B-2 Returning for Rose Bowl Flyover on New Year’s After Missing Last Year

The B-2 Spirit bomber will make its highly anticipated return to the Rose Parade and the Rose Bowl Game in southern California on Jan. 1, 2024—the latest in a series of bomber flyovers of football games this fall and winter.

The stealth bomber will grace the skies of Pasadena, Calif., for the two events after missing out on the New Year’s festivities in January 2023, a 509th Bomb Wing spokesperson confirmed to Air & Space Forces Magazine.

The annual tradition of the B-2 at the Rose Bowl started in 2005, but a safety pause of the aircraft resulted in two B-1B Lancers swapping in for both the parade and the bowl game to start 2023. The safety pause was sparked by a Dec. 10, 2022 incident in which a bomber had an in-flight malfunction, prompting an emergency landing. The pause lasted roughly six months.

Even without the B-2 at the 2023 Rose Bowl, the Air Force conducted approximately 820 flyovers at public events in 2030, with about 370 in support of college and professional sports events, according to Air Force spokesperson Jennifer Bentley.

“All flyovers are accomplished using pre-planned training missions and assist in helping to train our pilots, aircrew, and ground control teams,” Bentley noted in an email statement to Air & Space Forces Magazine.

Contrary to popular belief, the flyovers do not cost any extra money to taxpayers. Bentley added that the crews benefit significantly from the training they receive, given the numerous variables associated with live public events.

The flyovers at sporting events feature a mix of aircraft, with bombers and fighters often taking center stage. Making the flyover successful requires meticulous planning and collaboration, noted Maj. Aaron Zarmbinski, assistant director of operations at the 96th Bomb Squadron.

“It all comes down to working equipment on the aircraft and precise and disciplined airmanship of the Aviators themselves to be able to accomplish this desired time over the point on the ground,” said Zarmbinski in a video release on Dec. 16.

“Some of the units that are required to make a flyover happen include the weather shop on base, as well as air traffic control, also the actual maintenance that needs to be accomplished on these aircraft to make them serviceable for the flight. Ultimately, it comes down to precise and deliberate action on the aircrew to make that desired time happen.”

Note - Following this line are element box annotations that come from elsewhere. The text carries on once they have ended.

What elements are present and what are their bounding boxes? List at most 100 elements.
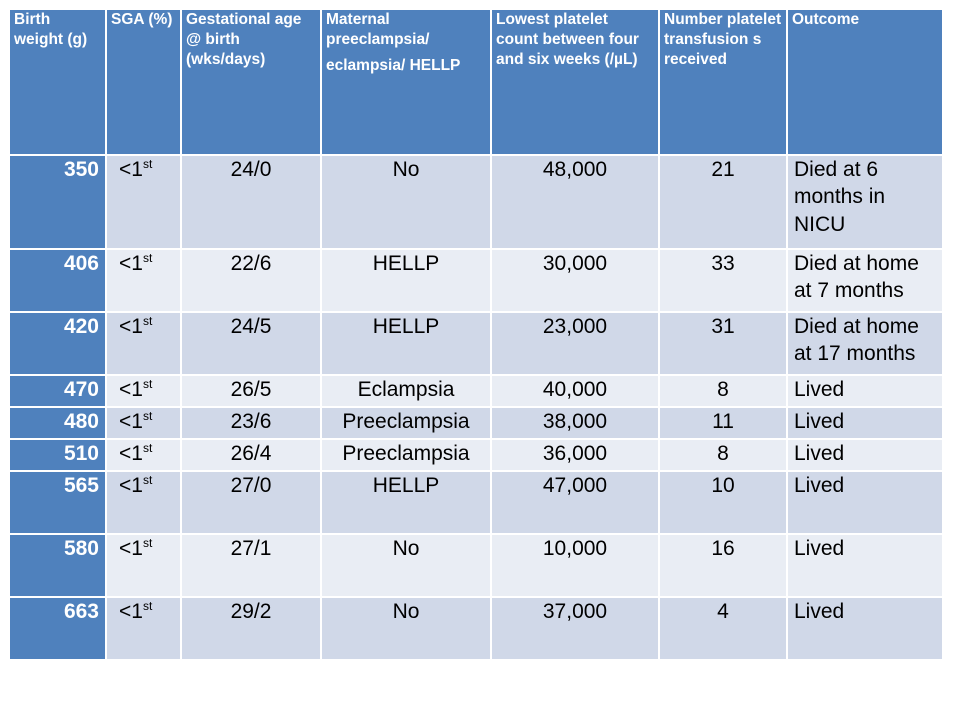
platelet-count-cell: 10,000 (490, 533, 660, 598)
birth-weight-cell: 565 (8, 470, 107, 535)
gestational-age-cell: 23/6 (180, 406, 322, 440)
maternal-condition-cell: Preeclampsia (320, 406, 492, 440)
header-text: Outcome (792, 11, 860, 28)
sga-cell: <1st (105, 154, 182, 250)
sga-value: <1 (119, 474, 143, 497)
transfusions-cell: 33 (658, 248, 788, 313)
platelet-count-cell: 47,000 (490, 470, 660, 535)
outcome-cell: Lived (786, 596, 944, 661)
sga-cell: <1st (105, 470, 182, 535)
maternal-condition-cell: HELLP (320, 248, 492, 313)
header-text: Lowest platelet count between four and s… (496, 11, 639, 69)
header-lowest-platelet: Lowest platelet count between four and s… (490, 8, 660, 156)
transfusions-cell: 11 (658, 406, 788, 440)
maternal-condition-cell: HELLP (320, 470, 492, 535)
transfusions-cell: 21 (658, 154, 788, 250)
header-sga: SGA (%) (105, 8, 182, 156)
birth-weight-cell: 350 (8, 154, 107, 250)
sga-value: <1 (119, 410, 143, 433)
sga-cell: <1st (105, 406, 182, 440)
table-body: 350 <1st 24/0 No 48,000 21 Died at 6 months in… (8, 154, 944, 661)
outcome-cell: Lived (786, 470, 944, 535)
gestational-age-cell: 27/0 (180, 470, 322, 535)
sga-cell: <1st (105, 311, 182, 376)
transfusions-cell: 31 (658, 311, 788, 376)
gestational-age-cell: 26/5 (180, 374, 322, 408)
table-row: 470 <1st 26/5 Eclampsia 40,000 8 Lived (8, 374, 944, 408)
transfusions-cell: 16 (658, 533, 788, 598)
birth-weight-cell: 470 (8, 374, 107, 408)
sga-value: <1 (119, 378, 143, 401)
sga-superscript: st (142, 599, 153, 613)
gestational-age-cell: 24/5 (180, 311, 322, 376)
sga-superscript: st (142, 473, 153, 487)
sga-cell: <1st (105, 533, 182, 598)
header-birth-weight: Birth weight (g) (8, 8, 107, 156)
platelet-count-cell: 36,000 (490, 438, 660, 472)
sga-superscript: st (142, 536, 153, 550)
header-text: Maternal preeclampsia/ (326, 11, 430, 49)
birth-weight-cell: 420 (8, 311, 107, 376)
sga-cell: <1st (105, 248, 182, 313)
table-row: 565 <1st 27/0 HELLP 47,000 10 Lived (8, 470, 944, 535)
sga-superscript: st (142, 441, 153, 455)
table-row: 350 <1st 24/0 No 48,000 21 Died at 6 months in… (8, 154, 944, 250)
outcome-cell: Died at home at 17 months (786, 311, 944, 376)
header-outcome: Outcome (786, 8, 944, 156)
sga-value: <1 (119, 158, 143, 181)
header-text: eclampsia/ HELLP (326, 57, 461, 75)
table-row: 420 <1st 24/5 HELLP 23,000 31 Died at home at … (8, 311, 944, 376)
sga-superscript: st (142, 314, 153, 328)
sga-superscript: st (142, 251, 153, 265)
transfusions-cell: 8 (658, 374, 788, 408)
outcome-cell: Lived (786, 406, 944, 440)
maternal-condition-cell: No (320, 596, 492, 661)
header-maternal: Maternal preeclampsia/eclampsia/ HELLP (320, 8, 492, 156)
sga-superscript: st (142, 377, 153, 391)
outcome-cell: Lived (786, 438, 944, 472)
sga-value: <1 (119, 537, 143, 560)
header-row: Birth weight (g) SGA (%) Gestational age… (8, 8, 944, 156)
birth-weight-cell: 663 (8, 596, 107, 661)
header-text: SGA (%) (111, 11, 173, 28)
platelet-count-cell: 30,000 (490, 248, 660, 313)
gestational-age-cell: 27/1 (180, 533, 322, 598)
birth-weight-cell: 406 (8, 248, 107, 313)
sga-value: <1 (119, 442, 143, 465)
outcome-cell: Lived (786, 533, 944, 598)
table-row: 663 <1st 29/2 No 37,000 4 Lived (8, 596, 944, 661)
platelet-count-cell: 38,000 (490, 406, 660, 440)
maternal-condition-cell: Eclampsia (320, 374, 492, 408)
sga-value: <1 (119, 252, 143, 275)
gestational-age-cell: 24/0 (180, 154, 322, 250)
header-text: Number platelet transfusion s received (664, 11, 782, 69)
gestational-age-cell: 26/4 (180, 438, 322, 472)
sga-superscript: st (142, 409, 153, 423)
gestational-age-cell: 22/6 (180, 248, 322, 313)
transfusions-cell: 4 (658, 596, 788, 661)
outcome-cell: Died at 6 months in NICU (786, 154, 944, 250)
table-row: 510 <1st 26/4 Preeclampsia 36,000 8 Lived (8, 438, 944, 472)
outcome-cell: Lived (786, 374, 944, 408)
table-row: 580 <1st 27/1 No 10,000 16 Lived (8, 533, 944, 598)
platelet-count-cell: 40,000 (490, 374, 660, 408)
platelet-count-cell: 37,000 (490, 596, 660, 661)
maternal-condition-cell: HELLP (320, 311, 492, 376)
header-gestational-age: Gestational age @ birth (wks/days) (180, 8, 322, 156)
maternal-condition-cell: No (320, 533, 492, 598)
platelet-count-cell: 48,000 (490, 154, 660, 250)
sga-cell: <1st (105, 596, 182, 661)
header-text: Gestational age @ birth (wks/days) (186, 11, 302, 69)
header-text: Birth weight (g) (14, 11, 88, 49)
maternal-condition-cell: No (320, 154, 492, 250)
transfusions-cell: 8 (658, 438, 788, 472)
birth-weight-cell: 480 (8, 406, 107, 440)
platelet-count-cell: 23,000 (490, 311, 660, 376)
table-row: 406 <1st 22/6 HELLP 30,000 33 Died at home at … (8, 248, 944, 313)
sga-value: <1 (119, 315, 143, 338)
data-table: Birth weight (g) SGA (%) Gestational age… (8, 8, 944, 661)
birth-weight-cell: 510 (8, 438, 107, 472)
sga-value: <1 (119, 600, 143, 623)
table-row: 480 <1st 23/6 Preeclampsia 38,000 11 Lived (8, 406, 944, 440)
maternal-condition-cell: Preeclampsia (320, 438, 492, 472)
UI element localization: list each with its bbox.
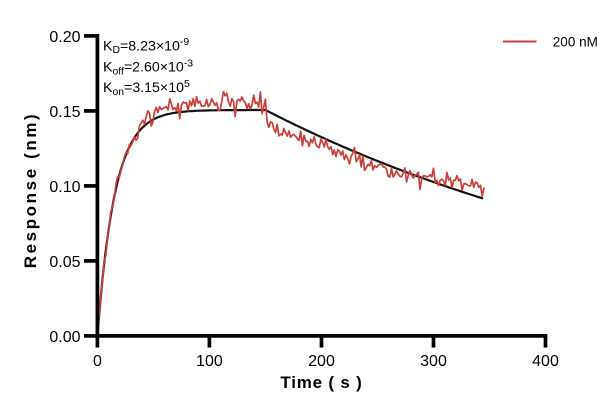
- svg-text:0.15: 0.15: [49, 104, 80, 121]
- svg-text:0.20: 0.20: [49, 29, 80, 46]
- svg-text:Response (nm): Response (nm): [21, 112, 40, 269]
- svg-text:200 nM: 200 nM: [553, 34, 598, 49]
- svg-text:0.00: 0.00: [49, 329, 80, 346]
- svg-text:200: 200: [308, 353, 335, 370]
- svg-text:Kon=3.15×105: Kon=3.15×105: [103, 79, 190, 98]
- svg-text:400: 400: [532, 353, 559, 370]
- svg-text:100: 100: [196, 353, 223, 370]
- svg-text:Time ( s ): Time ( s ): [280, 373, 362, 392]
- svg-text:0: 0: [93, 353, 102, 370]
- svg-text:300: 300: [420, 353, 447, 370]
- svg-text:Koff=2.60×10-3: Koff=2.60×10-3: [103, 59, 193, 78]
- svg-text:KD=8.23×10-9: KD=8.23×10-9: [103, 37, 189, 56]
- svg-text:0.05: 0.05: [49, 254, 80, 271]
- svg-text:0.10: 0.10: [49, 179, 80, 196]
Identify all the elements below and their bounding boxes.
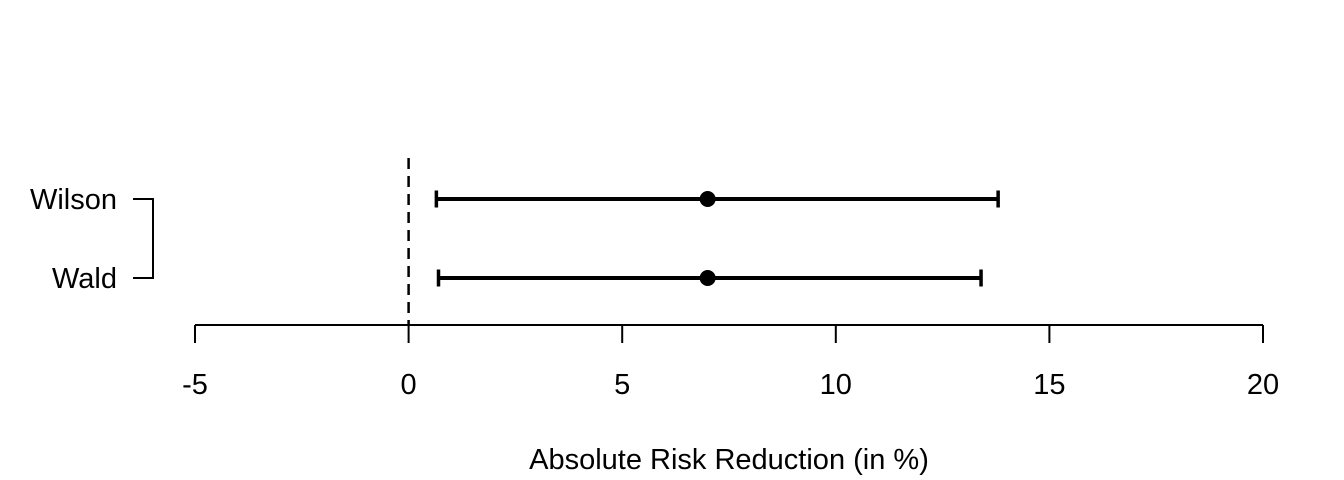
x-axis-tick-label: 10 (820, 369, 852, 401)
x-axis-tick-label: -5 (182, 369, 208, 401)
x-axis-tick-label: 0 (401, 369, 417, 401)
point-estimate-marker (699, 191, 716, 207)
row-label: Wald (52, 263, 117, 295)
x-axis-tick-label: 20 (1247, 369, 1279, 401)
row-label: Wilson (30, 184, 117, 216)
x-axis-tick-label: 15 (1033, 369, 1065, 401)
point-estimate-marker (699, 270, 716, 286)
x-axis-title: Absolute Risk Reduction (in %) (529, 444, 929, 476)
x-axis-tick-label: 5 (614, 369, 630, 401)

The most recent bomber flyover was by the 2nd Wing stationed at Barksdale Air Force Base, La.. A B-52 Stratofortress soared above the heads of around 33,000 football fans during the Independence Bowl held on Dec. 16 at Independence Stadium in Shreveport, La.

Other notable flyovers in 2023 included a B-52 soaring over Bryant-Denny Stadium in Tuscaloosa, Ala., a B-2 flying over Arrowhead Stadium, in Kansas City, Mo., on Sept. 9 to commemorate the start of the NFL season, F-35A and F-35C fighters over Annapolis, Md., for the Air Force-Navy game in October, and a quartet of A-10 Warthogs flying above Denver before the Army-Air Force rivalry game in November.

Perhaps the biggest flyover event will come in February 2024, however, as the Air Force Thunderbirds will lead the Super Bowl flyover on Feb. 11, 2024, in Las Vegas, N.V. The Navy took the lead for the 2023 Super Bowl, and the Thunderbirds have not performed a Super Bowl flyover since 2019.